The New Quarterly’s new website tripled their audience and engagement overnight

I developed an integrated digital magazine, e‑commerce, and marketing website for one of Canada’s most prestigious literary magazines.

An intro to The New Quarterly

The New Quarterly — TNQ, for short — is one of Canada’s most prestigious and longest-running literary journals, known for wit, warmth, and literary innovation. They publish short fiction, poetry, and creative non-fiction, and they’re known for debuting fresh Canadian voices that later become critically acclaimed best-sellers. TNQ’s writers are frequently nominated for and win many of Canada’s highest literary awards.

When The New Quarterly wanted to create a proper digital edition of their magazine, they decided it would make also sense to overhaul their entire online marketing approach. I worked with them to create one website that let people subscribe to the magazine, read it, and and buy swag. Our goals were to create a new revenue stream of digital-only subscriptions, with much of TNQs archive of award-winning writing freely available online for students and aspiring authors alike.

The whole enchilada

TNQs new website is more than just a way to read their magazine. It also provides ways for readers to manage their subscriptions, buy official TNQ swag, and read behind-the-scenes material on the blog. The website allows nearly every single story TNQ has ever published, across all 150+ of their printed issues, to be readable online. And the entire website is mobile-friendly.

Despite all that, it’s easy to find what you’re looking for on the site. Most features are just one click or tap away. The website is also dynamic, changing automatically with each new issue of the magazine. The editors never have to think about it. It just works.

Poetic license

There isn’t an HTML syntax for poetry, but a core part of The New Quarterlys experience is its poems. I created a custom architecture designed for poetry, building on existing HTML standards. With their new website, TNQs poetry feels right on phones, tablets, and desktops, and it’s a system that’s custom-built to their specific needs.

Prose looks great too — and, as it turns out, so do comics. No matter what TNQ publishes, their website can handle it.

Everything is for sale

The website includes e‑commerce systems for managing subscriptions and selling swag. The New Quarterly can even sell tickets for their big events and writing competitions. For visitors, the experience is seamless. They can order products, subscribe to the magazine, buy tickets to events, and even manage their subscriptions in one place.

This also helps TNQ cut back on their administration every week. All their subscribers can manage their own accounts, tickets sell themselves, and their product inventory is automatically managed by their website. They spend less time doing admin work and more time making a magazine.

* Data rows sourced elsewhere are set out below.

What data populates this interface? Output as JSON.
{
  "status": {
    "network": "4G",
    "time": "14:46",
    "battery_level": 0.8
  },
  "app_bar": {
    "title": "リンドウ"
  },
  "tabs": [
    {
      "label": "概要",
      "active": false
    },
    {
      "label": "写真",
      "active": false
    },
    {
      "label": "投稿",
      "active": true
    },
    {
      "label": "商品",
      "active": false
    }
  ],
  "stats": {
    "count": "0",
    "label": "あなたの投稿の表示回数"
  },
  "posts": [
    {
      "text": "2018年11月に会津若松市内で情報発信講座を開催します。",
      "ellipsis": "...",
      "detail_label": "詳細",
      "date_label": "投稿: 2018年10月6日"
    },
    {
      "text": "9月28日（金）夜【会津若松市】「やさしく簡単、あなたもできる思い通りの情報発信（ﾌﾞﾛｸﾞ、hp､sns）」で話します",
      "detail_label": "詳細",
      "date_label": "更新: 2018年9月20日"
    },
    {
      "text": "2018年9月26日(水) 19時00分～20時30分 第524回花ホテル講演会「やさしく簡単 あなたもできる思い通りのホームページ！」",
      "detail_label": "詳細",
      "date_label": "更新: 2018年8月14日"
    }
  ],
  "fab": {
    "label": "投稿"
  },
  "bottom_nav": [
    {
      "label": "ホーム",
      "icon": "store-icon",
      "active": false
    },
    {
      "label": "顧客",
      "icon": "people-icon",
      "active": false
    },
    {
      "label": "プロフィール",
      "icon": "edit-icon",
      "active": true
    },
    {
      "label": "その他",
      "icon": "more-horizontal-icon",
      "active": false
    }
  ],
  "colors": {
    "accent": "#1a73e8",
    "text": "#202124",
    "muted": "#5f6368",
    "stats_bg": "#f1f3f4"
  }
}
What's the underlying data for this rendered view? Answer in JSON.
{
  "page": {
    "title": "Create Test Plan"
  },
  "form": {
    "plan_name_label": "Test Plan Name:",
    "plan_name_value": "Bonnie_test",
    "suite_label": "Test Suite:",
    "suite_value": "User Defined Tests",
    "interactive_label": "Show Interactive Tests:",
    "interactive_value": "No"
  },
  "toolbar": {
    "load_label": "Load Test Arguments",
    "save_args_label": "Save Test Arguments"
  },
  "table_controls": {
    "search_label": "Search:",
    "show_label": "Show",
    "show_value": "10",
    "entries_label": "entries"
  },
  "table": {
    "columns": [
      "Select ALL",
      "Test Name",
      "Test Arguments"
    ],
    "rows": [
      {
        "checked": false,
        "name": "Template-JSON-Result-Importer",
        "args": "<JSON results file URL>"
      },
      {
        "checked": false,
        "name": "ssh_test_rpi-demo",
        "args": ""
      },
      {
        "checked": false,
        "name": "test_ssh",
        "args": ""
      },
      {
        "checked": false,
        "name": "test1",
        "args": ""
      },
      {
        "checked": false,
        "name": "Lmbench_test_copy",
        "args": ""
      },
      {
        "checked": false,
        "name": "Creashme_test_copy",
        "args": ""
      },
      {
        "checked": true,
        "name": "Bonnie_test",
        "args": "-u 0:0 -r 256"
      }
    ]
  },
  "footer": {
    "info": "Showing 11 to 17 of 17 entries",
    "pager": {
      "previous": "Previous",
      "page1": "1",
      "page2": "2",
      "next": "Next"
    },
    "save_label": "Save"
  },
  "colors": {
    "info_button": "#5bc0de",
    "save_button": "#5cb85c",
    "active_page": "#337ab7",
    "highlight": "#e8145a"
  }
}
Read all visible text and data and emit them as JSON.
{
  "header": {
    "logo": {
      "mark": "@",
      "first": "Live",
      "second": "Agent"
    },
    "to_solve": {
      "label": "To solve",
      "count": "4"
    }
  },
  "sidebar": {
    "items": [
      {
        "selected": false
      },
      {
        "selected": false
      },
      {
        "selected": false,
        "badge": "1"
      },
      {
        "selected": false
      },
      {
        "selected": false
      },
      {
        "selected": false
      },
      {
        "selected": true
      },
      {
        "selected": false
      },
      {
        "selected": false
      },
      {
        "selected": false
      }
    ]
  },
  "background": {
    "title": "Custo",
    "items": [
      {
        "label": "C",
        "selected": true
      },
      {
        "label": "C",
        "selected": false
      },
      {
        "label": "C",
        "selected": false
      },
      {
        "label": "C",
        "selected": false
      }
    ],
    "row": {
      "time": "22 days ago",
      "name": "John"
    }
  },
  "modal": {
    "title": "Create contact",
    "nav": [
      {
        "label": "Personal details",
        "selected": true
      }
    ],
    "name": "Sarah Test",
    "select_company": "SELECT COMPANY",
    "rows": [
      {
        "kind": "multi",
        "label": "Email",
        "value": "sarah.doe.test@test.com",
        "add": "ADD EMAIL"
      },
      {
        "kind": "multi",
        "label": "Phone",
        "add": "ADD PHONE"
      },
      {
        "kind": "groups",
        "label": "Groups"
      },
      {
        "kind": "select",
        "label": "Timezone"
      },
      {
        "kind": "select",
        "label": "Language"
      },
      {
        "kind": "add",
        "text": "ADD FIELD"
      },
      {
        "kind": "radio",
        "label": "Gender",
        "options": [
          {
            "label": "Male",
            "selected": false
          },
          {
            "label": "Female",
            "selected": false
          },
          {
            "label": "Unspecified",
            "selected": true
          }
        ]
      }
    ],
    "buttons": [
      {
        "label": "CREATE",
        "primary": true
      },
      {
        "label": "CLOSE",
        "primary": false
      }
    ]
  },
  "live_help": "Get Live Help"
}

The New Quarterly on an iPad

A match made in heaven

Great pains to ensure that TNQs digital design felt synonymous with their print magazine. They have a remarkable synergy. Even the digital Table of Contents feels similar in style to the printed edition. The website is dynamic and evolves as TNQ adds more content, but in everything from imagery and colours to typeface selection, it’s unmistakably like its print sibling.

The Results

Nearly every metric went up. TNQs numbers increased by 60% — 100% after launch, and have seen consistent growth in the years since. Within a month, visits to the site were so far beyond expectations that TNQ outgrew their hosting package. New visitors went up by 95%, and visitor sessions went up by 110%. These numbers continued for the first year after launch, and in the second year of the new site, YOY growth continued at 30%.

Digital subscriptions, which were possible before with a PDF system, have skyrocketed over the past two years. There are now thousands of people who subscribe to The New Quarterly online. Over fifty issues of the magazine are now available digitally.

Readers love the new site, and spend significantly more time on the new site than the old one for every visit. More people return to the website than ever did before. And finally, The New Quarterly was Typewolf’s Site of the Day on October 7th, 2016, less than a month after launch.

As a designer, working with a committee can be difficult: you took initiative while still being conscientious about our needs, and making us feel heard. In the end, the website is beautiful and something we can all be proud of, while meeting industry and design standards. We’re very happy.”